GUIDING PRINCIPLES FOR RESTORATIVE CONFERENCING
THE NEW ZEALAND MODEL
- Criminal proceedings should be avoided unless the public interest requires otherwise.
- Criminal justice processes should not be used to provide welfare assistance.
- Families should be strengthened…by fostering their abilities to develop means of dealing with offending within the family and ensuring that an appropriate network is in place to allow for a plan to succeed.
- Children should be kept in the community if at all possible.
- The child or young person’s age must be taken into account. Youth are still developing thus their overall needs and responsibilities are guides to decisions affecting them.
- Personal development should be promoted using the least restrictive option.
- The interests of victims must be considered. It is very effective to have young people focus on the impact of their actions and the subsequent needs that must be addressed. This is true accountability since it has natural and logical consequences.

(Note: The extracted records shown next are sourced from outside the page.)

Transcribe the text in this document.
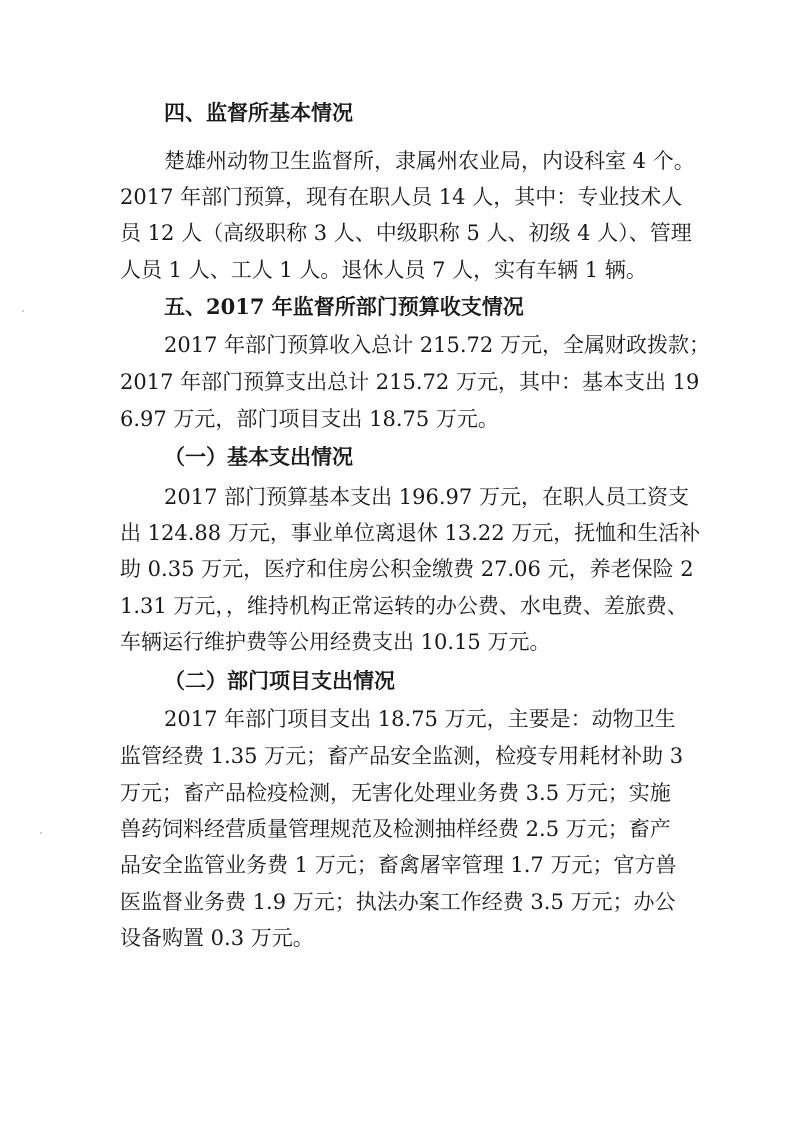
四、监督所基本情况
楚雄州动物卫生监督所，隶属州农业局，内设科室 4 个。
2017 年部门预算，现有在职人员 14 人，其中：专业技术人
员 12 人（高级职称 3 人、中级职称 5 人、初级 4 人）、管理
人员 1 人、工人 1 人。退休人员 7 人，实有车辆 1 辆。
五、2017 年监督所部门预算收支情况
2017 年部门预算收入总计 215.72 万元，全属财政拨款；
2017 年部门预算支出总计 215.72 万元，其中：基本支出 19
6.97 万元，部门项目支出 18.75 万元。
（一）基本支出情况
2017 部门预算基本支出 196.97 万元，在职人员工资支
出 124.88 万元，事业单位离退休 13.22 万元，抚恤和生活补
助 0.35 万元，医疗和住房公积金缴费 27.06 元，养老保险 2
1.31 万元，，维持机构正常运转的办公费、水电费、差旅费、
车辆运行维护费等公用经费支出 10.15 万元。
（二）部门项目支出情况
2017 年部门项目支出 18.75 万元，主要是：动物卫生
监管经费 1.35 万元；畜产品安全监测，检疫专用耗材补助 3
万元；畜产品检疫检测，无害化处理业务费 3.5 万元；实施
兽药饲料经营质量管理规范及检测抽样经费 2.5 万元；畜产
品安全监管业务费 1 万元；畜禽屠宰管理 1.7 万元；官方兽
医监督业务费 1.9 万元；执法办案工作经费 3.5 万元；办公
设备购置 0.3 万元。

Adapted from The Little Book of Family Group Conferences by Allan MacRae and Howard Zehr
- NOTES: The “Children, Young Persons and Their Families Act” passed by New Zealand’s Parliament in 1989 specified seven guiding principles for the Family Group Conference process in youth justice cases. These have been applied to shape policy and to guide decisions in each case and each situation. It appears from New Zealand’s 20-year experience that success is dependent on consistently following such principles rather than on imposing a rigid procedural model. In Santa Barbara County, the process is referred to as “Restorative Conferencing.” It expands beyond the family group to involve various supportive community-based networks.
BALANCED AND RESTORATIVE JUSTICE [BARJ] MODEL
- Crime is injury.
- Crime hurts individual victims, communities, and juvenile offenders and creates an obligation to make things right.
- All parties should be a part of the response to the crime, including the victim if he or she wishes, the community, and the juvenile offender.
- The victim's perspective is central to deciding how to repair the harm caused by the crime.
- Accountability for the juvenile offender means accepting responsibility and acting to repair the harm done.
- The community is responsible for the well-being of all its members, including both victim and offender.
- All human beings have dignity and worth.
- Restoration -- repairing the harm and rebuilding relationships in the community -- is the primary goal of restorative juvenile justice.
- Results are measured by how much repair was done rather than by how much punishment was inflicted.
- Crime control cannot be achieved without active involvement of the community.
- The juvenile justice process is respectful of age, abilities, sexual orientation, family status, and diverse cultures and backgrounds -- whether racial, ethnic, geographic, religious, economic, or other -- and all are given equal protection and due process.
NOTE: BARJ was one of many initiatives that arose out of the Office of Juvenile Justice and Delinquency Prevention withing the U.S. Dept. of Justice. It was established in 1985 and, thirteen years later, was identified as an effective model by the OJJDP. The Project began coordinating a special emphasis, states initiative of which California became a member in 2000.